The loan agreement, worth 100 million euros, aims to support Albania in reforming its power sector. Despite generating 100 per cent of its power from renewables, the country had to import significant quantities to avoid power outages last winter and thus was exposed to the crazy prices of the worldwide electricity market, Minister Ballku said. “This reform has opened the way for the implementation of new policies and projects, and projects which I would call innovative in the field of renewable energy, energy efficiency and remodelling of the domestic market,” the Minister said.
“The reform in the electricity sector has been one of the most challenging processes, but a process that I want to call well achieved and that the Ministry of Infrastructure and Energy, together with the enterprises and sectors it has, has carried out in the past five years. This reform started in 2018, as I said, and it has been a complicated, difficult and challenging process,” the Minister said. “The help of foreign partners has been valuable and it was not without purpose that the instrument of borrowing based on policies was chosen for the realisation of this reform.”

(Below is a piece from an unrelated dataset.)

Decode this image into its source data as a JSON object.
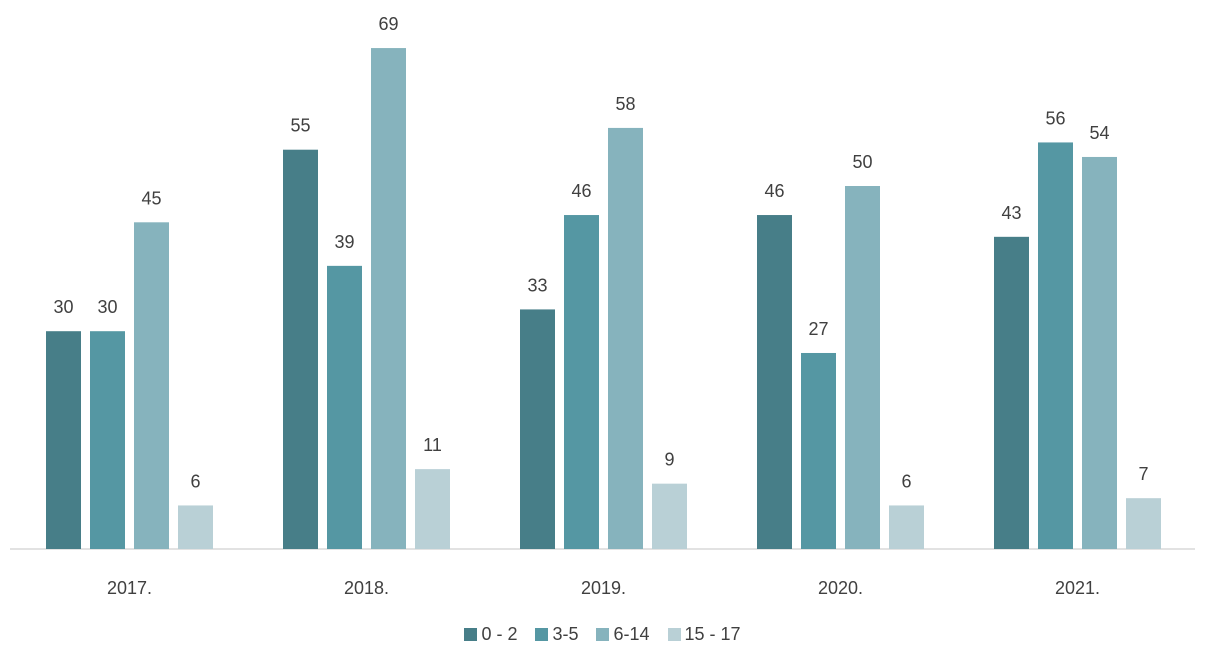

The loan was made possible thanks to “significant progress” by Albania in implementing the energy sector reform, thanks to the dedicated efforts by all relevant institutions in the sector, such as the country’s Infrastructure and Energy Ministry, Finance and Economy Ministry and the Albanian Power Exchange (ALPEX), AfD said.
The separation of the country’s power distribution operator (ie. unbundling) was one of the main objectives of the reform. “‘Unbundling’ has been my first challenge of 2019, all the leaders who are here in the sector remember well all the work we have done, the efforts. The way we sat down at the table constructively to discuss with each other, but sometimes also clashing with our funders and partners, as it was a reform that required changing a whole operating mentality, but that as I promised in 2019, maybe with slower steps, but surely, we succeeded and today we can definitely say that what we have promised, that is, the separation of the distribution service from other activities related to the supply and reduction of electricity,” the Minister said.
KfW and AFD alongside other international donors, aided Albania in establishing ALPEX, which was launched in April earlier this year. As the Minister underlined, this was also another “milestone” set out in the reform package. “It was a process that required the maximum attention of the Ministry of Infrastructure and Energy, but on the other hand, it also had the support of our partners, step by step throughout this process.”
The Albanian power exchange will be a “guarantor” of energy development and free, transparent and fair power trading in Albania, the Minister noted. At present, ALPEX has 9 operators registered as members, while 16 operators are in the evaluation phase and 4 banking institutions have expressed interest in becoming members, Minister Ballku added.